一歩ずつ近づいてきた足音は、迷わずアリーチェに与えられた部屋の前まで来ると、立ち止まった。
同時に、穏やかな声が響きわたる。
案の定、そこに立っていたのはアリーチェが最も憎んでいる男ーーーセヴラン・ブロンザルドだった。
それは、いつも聞いているパトリスのものとよく似ていたが、それよりもずっと無機質で冷たいもののように聞こえた。

「殆ど食事を取っていないと聞きました。お気に召さなかったのですか?」

声と同じく、一見穏やかなのに冷たさを感じる灰色の眼を悲しそうに細めるセヴランに、アリーチェは何も答えずにただじっとセヴランを見つめる。
するとセヴランは衛兵に指示出し、入口の鍵を開けさせると、自ら中へと入ってきた。

「ああ………こんなにも痩せてしまって………」

セヴランはまっすぐにアリーチェに歩み寄るとその場に屈み込み、青白い手を取る。

「指先もこんなに冷たくなっているではないですか」

大きな手がアリーチェの手を包み込み、優しく撫でる。
手の大きさは、おそらくルドヴィクと変わらないくらいだろう。
それなのに、その手がひどく恐ろしく、悍ましいものに感じられて、小さく身震いをした。
それは、この男に対して抱いている感情のせいなのだろうか。

思わず手を引っ込めたくなるのを堪え、平静を保とうと深く息を吸い込んだ。
このように優しく、不気味なほどに丁重に接しながらも、この場所からアリーチェを解放しようとしないこの男が、恐ろしく感じるのは、彼の本意が分からないからだ。

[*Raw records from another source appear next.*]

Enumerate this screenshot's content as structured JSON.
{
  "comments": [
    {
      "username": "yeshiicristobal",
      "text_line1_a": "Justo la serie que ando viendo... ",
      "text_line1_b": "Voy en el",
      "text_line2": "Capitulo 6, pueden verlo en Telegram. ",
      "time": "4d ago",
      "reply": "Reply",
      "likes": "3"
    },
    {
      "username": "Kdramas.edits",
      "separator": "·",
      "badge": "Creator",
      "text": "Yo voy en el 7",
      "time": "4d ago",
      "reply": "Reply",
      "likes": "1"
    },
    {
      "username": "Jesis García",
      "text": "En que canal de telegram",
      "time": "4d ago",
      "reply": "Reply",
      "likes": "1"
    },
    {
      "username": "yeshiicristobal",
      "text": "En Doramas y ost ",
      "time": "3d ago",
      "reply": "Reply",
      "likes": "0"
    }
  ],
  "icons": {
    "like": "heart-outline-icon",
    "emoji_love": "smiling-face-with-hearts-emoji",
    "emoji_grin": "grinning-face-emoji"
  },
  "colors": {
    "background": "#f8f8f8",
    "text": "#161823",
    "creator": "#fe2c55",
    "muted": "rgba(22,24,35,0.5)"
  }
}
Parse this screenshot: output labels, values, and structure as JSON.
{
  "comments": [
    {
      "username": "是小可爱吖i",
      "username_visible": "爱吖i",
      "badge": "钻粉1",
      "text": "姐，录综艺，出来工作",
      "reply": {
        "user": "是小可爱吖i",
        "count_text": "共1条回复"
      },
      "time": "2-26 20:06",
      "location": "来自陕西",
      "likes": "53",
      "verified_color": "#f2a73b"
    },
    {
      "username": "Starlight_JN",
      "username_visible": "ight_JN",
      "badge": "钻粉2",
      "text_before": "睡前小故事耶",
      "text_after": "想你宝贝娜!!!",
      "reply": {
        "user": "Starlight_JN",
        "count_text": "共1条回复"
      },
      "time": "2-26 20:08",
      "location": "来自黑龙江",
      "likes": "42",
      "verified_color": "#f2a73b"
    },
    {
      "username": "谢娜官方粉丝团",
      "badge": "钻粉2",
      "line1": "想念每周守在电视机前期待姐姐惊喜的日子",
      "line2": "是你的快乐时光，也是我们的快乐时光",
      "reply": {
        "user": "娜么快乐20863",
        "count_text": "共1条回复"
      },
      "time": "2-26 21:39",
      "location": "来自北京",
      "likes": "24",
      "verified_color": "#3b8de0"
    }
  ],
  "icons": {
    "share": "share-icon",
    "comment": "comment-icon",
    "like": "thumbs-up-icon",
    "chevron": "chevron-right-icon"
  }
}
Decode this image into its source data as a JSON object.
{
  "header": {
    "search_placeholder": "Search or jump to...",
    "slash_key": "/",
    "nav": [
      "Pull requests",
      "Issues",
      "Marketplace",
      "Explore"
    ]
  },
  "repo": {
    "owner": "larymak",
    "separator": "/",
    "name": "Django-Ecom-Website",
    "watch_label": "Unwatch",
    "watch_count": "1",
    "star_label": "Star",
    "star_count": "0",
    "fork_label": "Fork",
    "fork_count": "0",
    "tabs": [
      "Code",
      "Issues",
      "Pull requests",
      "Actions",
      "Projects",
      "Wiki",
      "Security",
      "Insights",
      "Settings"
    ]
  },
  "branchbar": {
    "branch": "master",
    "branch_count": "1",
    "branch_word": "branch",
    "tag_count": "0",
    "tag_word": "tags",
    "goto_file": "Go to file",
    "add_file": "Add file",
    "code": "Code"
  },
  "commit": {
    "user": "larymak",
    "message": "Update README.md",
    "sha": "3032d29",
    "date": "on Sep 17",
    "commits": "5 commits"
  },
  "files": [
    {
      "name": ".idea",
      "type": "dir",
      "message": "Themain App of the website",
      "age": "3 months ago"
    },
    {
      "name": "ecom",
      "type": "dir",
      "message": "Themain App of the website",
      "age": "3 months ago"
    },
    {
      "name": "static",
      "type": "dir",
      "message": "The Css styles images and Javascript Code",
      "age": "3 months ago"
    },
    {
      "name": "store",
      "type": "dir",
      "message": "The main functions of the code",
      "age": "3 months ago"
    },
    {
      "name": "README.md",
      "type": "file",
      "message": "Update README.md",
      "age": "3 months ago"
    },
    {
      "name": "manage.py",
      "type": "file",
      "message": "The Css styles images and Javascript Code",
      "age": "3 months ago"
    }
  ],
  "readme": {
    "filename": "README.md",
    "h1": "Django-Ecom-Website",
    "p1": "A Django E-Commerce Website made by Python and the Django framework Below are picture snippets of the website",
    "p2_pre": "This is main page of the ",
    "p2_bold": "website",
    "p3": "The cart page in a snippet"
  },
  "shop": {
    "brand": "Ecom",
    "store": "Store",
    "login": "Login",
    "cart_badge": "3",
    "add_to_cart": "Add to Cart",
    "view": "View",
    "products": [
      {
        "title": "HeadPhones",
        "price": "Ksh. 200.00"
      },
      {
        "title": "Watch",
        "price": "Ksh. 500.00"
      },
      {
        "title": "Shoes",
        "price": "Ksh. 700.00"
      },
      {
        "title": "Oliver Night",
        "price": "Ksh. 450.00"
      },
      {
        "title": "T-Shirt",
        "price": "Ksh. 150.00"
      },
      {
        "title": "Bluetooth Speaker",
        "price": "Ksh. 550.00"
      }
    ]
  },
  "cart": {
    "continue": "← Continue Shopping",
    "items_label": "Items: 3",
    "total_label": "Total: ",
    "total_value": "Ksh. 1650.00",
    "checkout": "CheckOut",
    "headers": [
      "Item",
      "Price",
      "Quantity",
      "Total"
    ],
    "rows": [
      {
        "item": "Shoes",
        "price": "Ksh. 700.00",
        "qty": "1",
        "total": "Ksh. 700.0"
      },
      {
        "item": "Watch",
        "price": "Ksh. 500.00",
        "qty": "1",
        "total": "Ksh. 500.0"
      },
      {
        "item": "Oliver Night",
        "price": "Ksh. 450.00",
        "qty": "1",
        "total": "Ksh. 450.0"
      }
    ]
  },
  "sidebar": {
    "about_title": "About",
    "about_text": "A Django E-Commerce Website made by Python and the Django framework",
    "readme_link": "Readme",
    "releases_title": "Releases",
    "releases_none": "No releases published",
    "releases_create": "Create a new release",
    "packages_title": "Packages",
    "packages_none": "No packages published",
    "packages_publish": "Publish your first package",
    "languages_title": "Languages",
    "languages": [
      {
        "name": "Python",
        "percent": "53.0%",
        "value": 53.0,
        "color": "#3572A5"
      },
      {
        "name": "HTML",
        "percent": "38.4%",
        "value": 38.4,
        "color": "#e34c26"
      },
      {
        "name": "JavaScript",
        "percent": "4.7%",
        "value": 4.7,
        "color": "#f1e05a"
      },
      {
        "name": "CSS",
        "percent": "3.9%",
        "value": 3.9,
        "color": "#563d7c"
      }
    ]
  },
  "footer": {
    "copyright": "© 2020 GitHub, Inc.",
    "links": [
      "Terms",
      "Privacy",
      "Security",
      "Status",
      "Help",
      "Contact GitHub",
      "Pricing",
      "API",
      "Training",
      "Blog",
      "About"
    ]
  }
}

「そんなに震えなくても大丈夫です。準備が整えば、すぐにここから出して差し上げますから」
「………この牢の隣にいらっしゃる方も、一緒にですか?彼は、陛下の血の繋がったご子息なのでしょう?」

アリーチェを宥めるようにそう告げるセヴランを試すように、アリーチェは尋ねる。
するとセヴランの薄い唇が、残酷に釣り上がった。